I face this all the time. Too Much Stuff. There is only one real solution:
use it or lose it! In my shop I have machinery, tooling, tools, supplies,
stock, and projects underway. I took a bit of space and built some shelves
and got a bunch of big boxes and now when I get a project underway and then
it gets put on hold for some time (i.e. waiting on a Mcmaster order or waiting
for another project) it goes into a box on those shelves. That helped a lot.
I also gulped hard and deprioritized some bigger stuff like my pressure washer,
a diesel-fired Landa hot water attachment that went with it, some great cast
iron crane wheels, my salmon smoker and my welding rod ovens, and sold them
off. From that I got an entire room which is now used for band practice. Yes,
sometimes I miss my pressure washer! But 4 people in my house use the music
studio *all the time*, so it has a higher priority. I also sold my 10 ton
boom truck. Out she goes. Got me a huge piece of driveway back.

I am pretty ruthless when it comes to stuff like boxes of switches or oddball
stuff.

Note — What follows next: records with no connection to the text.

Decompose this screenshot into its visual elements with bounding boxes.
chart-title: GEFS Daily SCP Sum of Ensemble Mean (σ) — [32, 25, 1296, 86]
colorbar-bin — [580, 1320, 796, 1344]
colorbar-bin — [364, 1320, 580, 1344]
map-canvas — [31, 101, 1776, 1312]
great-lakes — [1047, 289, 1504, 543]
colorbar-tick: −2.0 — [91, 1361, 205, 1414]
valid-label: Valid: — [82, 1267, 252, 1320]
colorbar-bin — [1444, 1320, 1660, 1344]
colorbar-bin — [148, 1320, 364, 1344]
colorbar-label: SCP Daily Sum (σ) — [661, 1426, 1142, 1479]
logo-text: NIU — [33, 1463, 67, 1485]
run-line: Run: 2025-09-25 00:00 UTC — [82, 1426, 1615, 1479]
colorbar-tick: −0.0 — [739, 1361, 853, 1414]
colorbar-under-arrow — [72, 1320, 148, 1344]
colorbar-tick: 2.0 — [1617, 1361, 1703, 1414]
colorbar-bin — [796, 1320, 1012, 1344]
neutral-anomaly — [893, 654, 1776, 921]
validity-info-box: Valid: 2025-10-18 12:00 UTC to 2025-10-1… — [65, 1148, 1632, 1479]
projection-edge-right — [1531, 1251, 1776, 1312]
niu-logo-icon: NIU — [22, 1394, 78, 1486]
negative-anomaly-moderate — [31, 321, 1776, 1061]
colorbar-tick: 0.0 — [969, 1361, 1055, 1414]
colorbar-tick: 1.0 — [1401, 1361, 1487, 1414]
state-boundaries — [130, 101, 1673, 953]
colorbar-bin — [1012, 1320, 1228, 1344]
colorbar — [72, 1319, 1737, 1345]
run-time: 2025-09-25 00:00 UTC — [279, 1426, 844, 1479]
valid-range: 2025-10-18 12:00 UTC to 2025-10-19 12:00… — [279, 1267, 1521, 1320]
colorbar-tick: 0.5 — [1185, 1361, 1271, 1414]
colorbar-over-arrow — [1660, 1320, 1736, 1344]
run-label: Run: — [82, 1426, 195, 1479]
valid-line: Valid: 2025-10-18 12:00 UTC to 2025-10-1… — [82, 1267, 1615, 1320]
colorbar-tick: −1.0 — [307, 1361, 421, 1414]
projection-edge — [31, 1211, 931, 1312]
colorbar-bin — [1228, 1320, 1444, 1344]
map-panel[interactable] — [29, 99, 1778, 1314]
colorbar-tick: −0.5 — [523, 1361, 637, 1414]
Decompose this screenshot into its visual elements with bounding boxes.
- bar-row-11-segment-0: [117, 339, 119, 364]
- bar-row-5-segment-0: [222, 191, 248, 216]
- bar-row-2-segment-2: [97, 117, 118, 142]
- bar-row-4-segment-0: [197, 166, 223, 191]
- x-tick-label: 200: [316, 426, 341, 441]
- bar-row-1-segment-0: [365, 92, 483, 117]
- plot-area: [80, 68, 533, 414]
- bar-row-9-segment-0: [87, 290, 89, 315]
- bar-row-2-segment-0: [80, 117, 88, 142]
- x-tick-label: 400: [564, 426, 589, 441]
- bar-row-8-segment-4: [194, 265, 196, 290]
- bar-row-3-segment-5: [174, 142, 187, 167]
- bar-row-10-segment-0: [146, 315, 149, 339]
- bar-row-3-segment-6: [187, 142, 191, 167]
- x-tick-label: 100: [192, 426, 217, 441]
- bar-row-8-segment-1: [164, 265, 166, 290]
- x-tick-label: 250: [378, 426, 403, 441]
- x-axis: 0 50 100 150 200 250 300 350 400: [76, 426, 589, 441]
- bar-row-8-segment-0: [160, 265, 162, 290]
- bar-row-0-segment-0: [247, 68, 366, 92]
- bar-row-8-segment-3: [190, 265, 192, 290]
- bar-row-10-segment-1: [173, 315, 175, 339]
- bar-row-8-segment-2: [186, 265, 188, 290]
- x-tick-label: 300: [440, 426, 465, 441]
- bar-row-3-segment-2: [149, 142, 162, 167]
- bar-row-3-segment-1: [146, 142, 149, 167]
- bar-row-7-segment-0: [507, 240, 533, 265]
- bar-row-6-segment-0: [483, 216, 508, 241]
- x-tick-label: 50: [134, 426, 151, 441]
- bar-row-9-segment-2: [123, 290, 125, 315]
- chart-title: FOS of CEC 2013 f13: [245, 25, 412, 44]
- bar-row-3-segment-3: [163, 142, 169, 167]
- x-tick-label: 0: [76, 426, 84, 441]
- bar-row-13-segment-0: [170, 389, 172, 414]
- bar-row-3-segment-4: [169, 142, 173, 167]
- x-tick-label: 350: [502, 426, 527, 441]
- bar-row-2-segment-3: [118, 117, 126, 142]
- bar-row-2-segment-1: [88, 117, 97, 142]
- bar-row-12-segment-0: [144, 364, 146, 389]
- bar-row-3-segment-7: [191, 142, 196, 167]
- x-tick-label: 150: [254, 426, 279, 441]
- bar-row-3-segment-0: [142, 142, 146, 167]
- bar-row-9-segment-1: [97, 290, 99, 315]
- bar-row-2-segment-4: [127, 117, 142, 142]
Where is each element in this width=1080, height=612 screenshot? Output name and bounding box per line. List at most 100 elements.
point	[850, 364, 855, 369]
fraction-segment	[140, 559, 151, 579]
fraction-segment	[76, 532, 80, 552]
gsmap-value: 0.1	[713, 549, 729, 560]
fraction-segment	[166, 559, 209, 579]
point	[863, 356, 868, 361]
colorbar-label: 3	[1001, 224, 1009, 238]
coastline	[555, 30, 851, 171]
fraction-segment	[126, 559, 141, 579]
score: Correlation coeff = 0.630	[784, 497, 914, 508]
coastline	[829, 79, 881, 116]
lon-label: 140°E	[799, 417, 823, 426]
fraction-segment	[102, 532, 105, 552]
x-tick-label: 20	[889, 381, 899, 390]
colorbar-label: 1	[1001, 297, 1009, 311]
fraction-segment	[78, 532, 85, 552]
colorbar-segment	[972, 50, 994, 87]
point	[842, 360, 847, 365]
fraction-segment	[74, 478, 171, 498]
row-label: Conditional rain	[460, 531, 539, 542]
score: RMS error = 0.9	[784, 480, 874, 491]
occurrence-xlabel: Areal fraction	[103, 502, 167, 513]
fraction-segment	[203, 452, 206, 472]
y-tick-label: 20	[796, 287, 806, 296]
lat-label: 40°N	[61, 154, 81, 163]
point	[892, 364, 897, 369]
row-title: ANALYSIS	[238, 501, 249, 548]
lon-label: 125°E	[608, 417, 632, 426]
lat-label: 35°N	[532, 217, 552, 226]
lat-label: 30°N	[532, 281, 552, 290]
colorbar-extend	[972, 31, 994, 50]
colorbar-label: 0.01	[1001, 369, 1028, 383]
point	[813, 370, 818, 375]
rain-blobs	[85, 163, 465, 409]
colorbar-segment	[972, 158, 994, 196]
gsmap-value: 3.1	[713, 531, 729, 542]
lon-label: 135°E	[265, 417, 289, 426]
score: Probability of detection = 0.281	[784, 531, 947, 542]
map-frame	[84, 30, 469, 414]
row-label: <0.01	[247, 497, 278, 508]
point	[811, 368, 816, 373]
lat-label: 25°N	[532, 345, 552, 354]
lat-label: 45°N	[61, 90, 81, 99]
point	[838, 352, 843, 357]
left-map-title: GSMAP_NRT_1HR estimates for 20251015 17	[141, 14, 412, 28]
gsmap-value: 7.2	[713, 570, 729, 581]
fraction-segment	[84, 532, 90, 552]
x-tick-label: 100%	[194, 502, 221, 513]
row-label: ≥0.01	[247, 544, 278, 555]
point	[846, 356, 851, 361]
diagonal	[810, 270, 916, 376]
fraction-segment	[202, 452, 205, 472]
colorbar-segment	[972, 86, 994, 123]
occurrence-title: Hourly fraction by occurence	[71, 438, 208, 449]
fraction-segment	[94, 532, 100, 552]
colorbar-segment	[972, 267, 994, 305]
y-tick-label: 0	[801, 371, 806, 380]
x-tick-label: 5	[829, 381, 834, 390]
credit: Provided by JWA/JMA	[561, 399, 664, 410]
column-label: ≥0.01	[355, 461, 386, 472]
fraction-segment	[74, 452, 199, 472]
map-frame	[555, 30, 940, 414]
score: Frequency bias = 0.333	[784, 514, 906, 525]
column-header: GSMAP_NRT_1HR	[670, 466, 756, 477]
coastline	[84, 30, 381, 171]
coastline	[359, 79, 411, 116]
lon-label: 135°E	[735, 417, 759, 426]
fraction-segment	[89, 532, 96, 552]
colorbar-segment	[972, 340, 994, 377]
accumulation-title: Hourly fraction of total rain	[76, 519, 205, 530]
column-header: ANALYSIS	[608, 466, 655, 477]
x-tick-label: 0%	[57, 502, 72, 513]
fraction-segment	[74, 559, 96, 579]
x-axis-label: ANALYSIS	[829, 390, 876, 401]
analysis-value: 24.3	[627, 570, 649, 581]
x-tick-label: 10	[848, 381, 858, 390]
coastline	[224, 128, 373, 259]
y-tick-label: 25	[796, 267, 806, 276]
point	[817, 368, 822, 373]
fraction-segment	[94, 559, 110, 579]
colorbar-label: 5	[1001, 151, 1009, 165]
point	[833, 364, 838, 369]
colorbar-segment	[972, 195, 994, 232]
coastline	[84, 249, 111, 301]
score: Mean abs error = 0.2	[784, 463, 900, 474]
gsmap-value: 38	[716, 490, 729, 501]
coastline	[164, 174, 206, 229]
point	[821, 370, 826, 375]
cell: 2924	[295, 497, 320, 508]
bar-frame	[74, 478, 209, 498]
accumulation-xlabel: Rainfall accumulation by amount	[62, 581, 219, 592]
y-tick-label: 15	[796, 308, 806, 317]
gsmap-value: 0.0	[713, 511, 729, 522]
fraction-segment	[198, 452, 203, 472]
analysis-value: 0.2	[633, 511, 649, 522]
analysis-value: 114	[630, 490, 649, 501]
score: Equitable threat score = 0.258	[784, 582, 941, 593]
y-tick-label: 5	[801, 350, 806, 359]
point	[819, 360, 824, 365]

I got one of those sets of plastic drawers back in the mid-80s and I
put a bunch of stuff like that in those boxes. I carted them around for 20
years and then pitched most of it and regretted keeping them that long. I
keep now what I might use in projects I'm currently envisioning, or items
that are hard to find and can always be sold (e.g. Square D start/stop buttons
in enclosures) but basically there is another principle that really applies
he let the store store. Buy what you need.

My dad had a thing about nails. In one of our kitchen pantry cupboards were
jars full of nails. I never once saw one of them go out and into the house,
but by God he never let anyone touch those jars of nails. How much is a whole
cupboard worth of space in a kitchen pantry worth over 40 years? Jeez.

You need to be ruthlessly honest with yourself. (I believe that some of us
have found our way to this hobby just because our subconscious minds have
guided us here just to learn this lesson!) Do you USE any of those switches
or miscellaneous on projects? Do you really?

Grant Erwin
Kirkland, Washington


GTO69RA4 wrote:
OK, the Big Question that hangs over the heads of so many of us. I have a large
(for a basement shop anyway) stash of all kinds of stuff. Supplies, fasteners,
parts, equipment, whatever. My problem isn't storage per se (so recommending
Vidmar cabinets won't help in this case), because I have vast ranks of shelves,
cabinets, and boxes with everything in them, but the fact that my neat storage
is occupying most of the spatial volume. Running out of room for people and
tools.

What kind of tactics do you guys take to maintaining stashes of things without
it getting out of hand? I'm not talking just junk here--mostly good stuff that
now and then I find myself dipping into. Lots of boxes of switches, oddball
screws, whatever. What kind of "supply line" do you keep? How much backstocked
stuff? What do you do when it's time to thin out the flock?

Sorry for asking such a broad question, but it's a lot easier to work through
this kind of thing with outside input. Or rather outside input that doesn't say
"well why don't you just toss all this out" while looking and your drill press
and bandsaw. You guys must have developed methods to deal with the madness.